Released in September, the album will likely thrill loyal fans and perhaps manage to create legions of new ones. The first track, titled for the album, begins with a short instrumental vignette that suggests a reinvented sound, before suddenly moving into the band’s most Beatle-esque riff yet. John Lennon’s reincarnation shifts to a lighter, McCartney-sounding piece, before finally changing into a sound almost identical to the early Beatles.
The band returns to the Fab Four influence again with “Who Killed Tangerine?” It’s an intriguing example of what the Beatles might have sounded like if they were still around. Brilliant.

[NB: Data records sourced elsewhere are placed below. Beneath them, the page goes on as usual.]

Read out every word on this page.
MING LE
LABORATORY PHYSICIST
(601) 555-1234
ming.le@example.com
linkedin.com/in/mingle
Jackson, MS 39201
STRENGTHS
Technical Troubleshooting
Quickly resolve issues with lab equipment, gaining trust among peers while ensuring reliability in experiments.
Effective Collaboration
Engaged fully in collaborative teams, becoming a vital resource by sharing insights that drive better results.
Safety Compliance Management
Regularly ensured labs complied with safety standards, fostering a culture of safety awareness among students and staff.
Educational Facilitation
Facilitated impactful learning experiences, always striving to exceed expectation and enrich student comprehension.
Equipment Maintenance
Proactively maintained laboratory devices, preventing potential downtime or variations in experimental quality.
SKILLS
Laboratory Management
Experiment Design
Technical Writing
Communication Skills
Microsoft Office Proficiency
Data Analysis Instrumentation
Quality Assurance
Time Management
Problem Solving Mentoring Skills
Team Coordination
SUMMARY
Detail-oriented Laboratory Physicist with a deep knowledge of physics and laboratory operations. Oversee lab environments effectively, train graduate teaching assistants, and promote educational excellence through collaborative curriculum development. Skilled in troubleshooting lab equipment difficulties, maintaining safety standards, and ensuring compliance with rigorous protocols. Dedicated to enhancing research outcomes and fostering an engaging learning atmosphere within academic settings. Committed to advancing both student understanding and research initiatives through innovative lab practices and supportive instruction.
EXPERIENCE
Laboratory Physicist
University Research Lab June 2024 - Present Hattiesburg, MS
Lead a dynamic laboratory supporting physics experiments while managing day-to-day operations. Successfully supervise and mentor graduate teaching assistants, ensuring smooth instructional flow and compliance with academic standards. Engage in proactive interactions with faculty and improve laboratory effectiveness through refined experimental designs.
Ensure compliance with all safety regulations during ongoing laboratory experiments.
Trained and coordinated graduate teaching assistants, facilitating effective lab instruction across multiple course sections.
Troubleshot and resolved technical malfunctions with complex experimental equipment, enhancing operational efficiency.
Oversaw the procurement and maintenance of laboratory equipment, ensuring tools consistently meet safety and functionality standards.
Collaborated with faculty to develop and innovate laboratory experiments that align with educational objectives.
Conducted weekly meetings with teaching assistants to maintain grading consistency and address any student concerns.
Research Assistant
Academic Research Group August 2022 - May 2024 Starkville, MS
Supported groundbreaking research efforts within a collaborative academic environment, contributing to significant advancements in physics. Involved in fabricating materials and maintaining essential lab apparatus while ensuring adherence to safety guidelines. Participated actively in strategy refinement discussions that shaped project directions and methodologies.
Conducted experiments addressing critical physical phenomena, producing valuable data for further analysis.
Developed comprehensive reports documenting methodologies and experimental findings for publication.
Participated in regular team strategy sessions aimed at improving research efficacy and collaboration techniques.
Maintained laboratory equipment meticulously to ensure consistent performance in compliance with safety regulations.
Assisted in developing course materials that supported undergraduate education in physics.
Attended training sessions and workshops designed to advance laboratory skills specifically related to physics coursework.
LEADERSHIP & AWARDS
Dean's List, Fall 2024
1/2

The first song Orzabal and Smith wrote after getting back together, “Closest Thing to Heaven,” is perhaps one of the best songs the duo ever wrote. Written in a day, they took the song’s creation as a sign that their musical chemistry was back and sharp enough for another album. The song brings back Tears for Fears’ unmistakably confident, powerful singing, addictive melodies and full, simple backing—only this time without over-saturation of synthesizers. It’s more of a rock band sound with guitars, a great bass line, piano, simple drumming and a light frosting of strings and electronic sounds. It’s an ideal mixture of the ‘80s with a contemporary sound.
“This is the album that should have followed ‘Seeds of Love’ in many ways,” said Orzabal, who continued Tears for Fears alone after Smith left the band for New York in 1990. He recorded two albums and toured internationally throughout the ‘90s, but Tears for Fears was never the same without Smith.
“It was South America, and we were playing Colombia, and it was a tough trip,” Orzabal said, in biographical material provided by the band. “Because Tears for Fears had had no success in Colombia since 1983, they were promoting the show with hits from the very first album. It was depressing. And so going onstage I knew what my job was—just to make everyone go crazy. And after an hour-and-a-half they were going crazy, and I was singing ‘Shout’ as an encore—and I thought, ‘I’ve had enough of this.’”
He retired back home to England to release his unsuccessful solo album on September 11,
2001. “Fortunate timing,” he noted with irony.
Meanwhile, Curt Smith left England and his wife for a new life in New York. He made a solo album, which he hated, hosted shows for MTV, started a syndicated college radio show and formed a new group, Mayfield, which got him addicted to writing songs and performing again.
“I guess I got the bug again,” he said. “I started playing clubs in New York and I had the best time ever. I would leave my apartment, walk to the club, play and then walk home. It was basically rekindling my love of music, which was kind of for the right reasons—you do it because you actually want to do it, as opposed to it just being a business, which is the side I didn’t really like.”
After some chiding and begging from mutual friends, Orzabal and Smith decided to meet again.
“It was just a matter of time, really, before so much water passed under the bridge,” Orzabel said. “And it was like, well, what are we worried about? Let’s start chatting and see where it goes.”
That decision has the two currently touring the United States, with a New York Beacon gig last Thursday, and, with more shows expected to be announced, a possible return visit. Regardless, their new album is in stores everywhere.